I am running the ff. code from a virtualenv on Mac OS X (Yosemite):
# testfb.py
from twisted.internet import reactor
from twisted.python import log
from twisted.web.client import Agent
GRAPH_API = "https://graph.facebook.com/v2.5"
def stop(_):
reactor.stop()
def get_me(access_token):
agent = Agent(reactor)
uri = "{}/me?access_token={}".format(GRAPH_API, access_token)
log.msg("uri:" + uri)
return agent.request("GET", uri)
if __name__ == "__main__":
import sys
access_token = sys.argv[1]
d = get_me(access_token)
d.addErrback(log.err)
d.addCallback(stop)
reactor.run()
And I get:
Failure: twisted.web._newclient.ResponseNeverReceived: [<twisted.python.failure.Failure OpenSSL.SSL.Error: [('SSL routines', 'SSL3_GET_SERVER_CERTIFICATE', 'certificate verify failed')]>]
I don't have this issue when I call the uri in curl.
BTW, I also installed service_identity using pip on the virtualenv.
You probably don't have any OpenSSL trust roots configured. This used to happen automatically by accident because Cryptography linked against the built-in version of OpenSSL from OS X. Since the headers for that version were removed in El Capitan, Cryptography now ships wheels with their own built-in version of pyOpenSSL.
This is a bug in Twisted, and we know about it; you can read more about it here: https://twistedmatrix.com/trac/ticket/6372. It's been open for a while; because it worked by accident for a long time, it hasn't been a high priority. Thanks to bug reports from folks like you, this is changing...
In the meanwhile, though, you have two possible options.
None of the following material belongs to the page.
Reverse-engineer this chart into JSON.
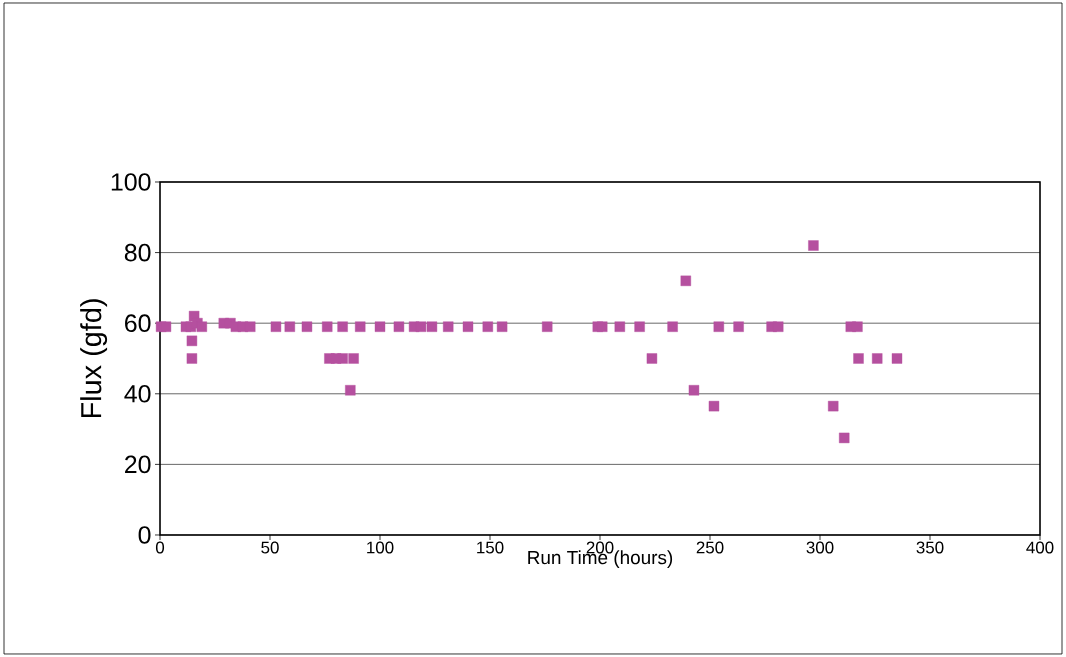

One is that you can install OpenSSL from Homebrew, which will automatically put some certificate authority certificates in the default location that Cryptography's OpenSSL is already looking for them, with brew install openssl
. (You can see these certificate authority certificates in /usr/local/etc/openssl/cert.pem
after installing it)
Another is that you can get some certificates from Certifi, and then set the (undocumented) environment variable that tells OpenSSL to look for them, by doing, for example, export SSL_CERT_FILE="$(python -m certifi)"
in your shell before invoking your Python program.
Sorry for the, and I hope this answers your question!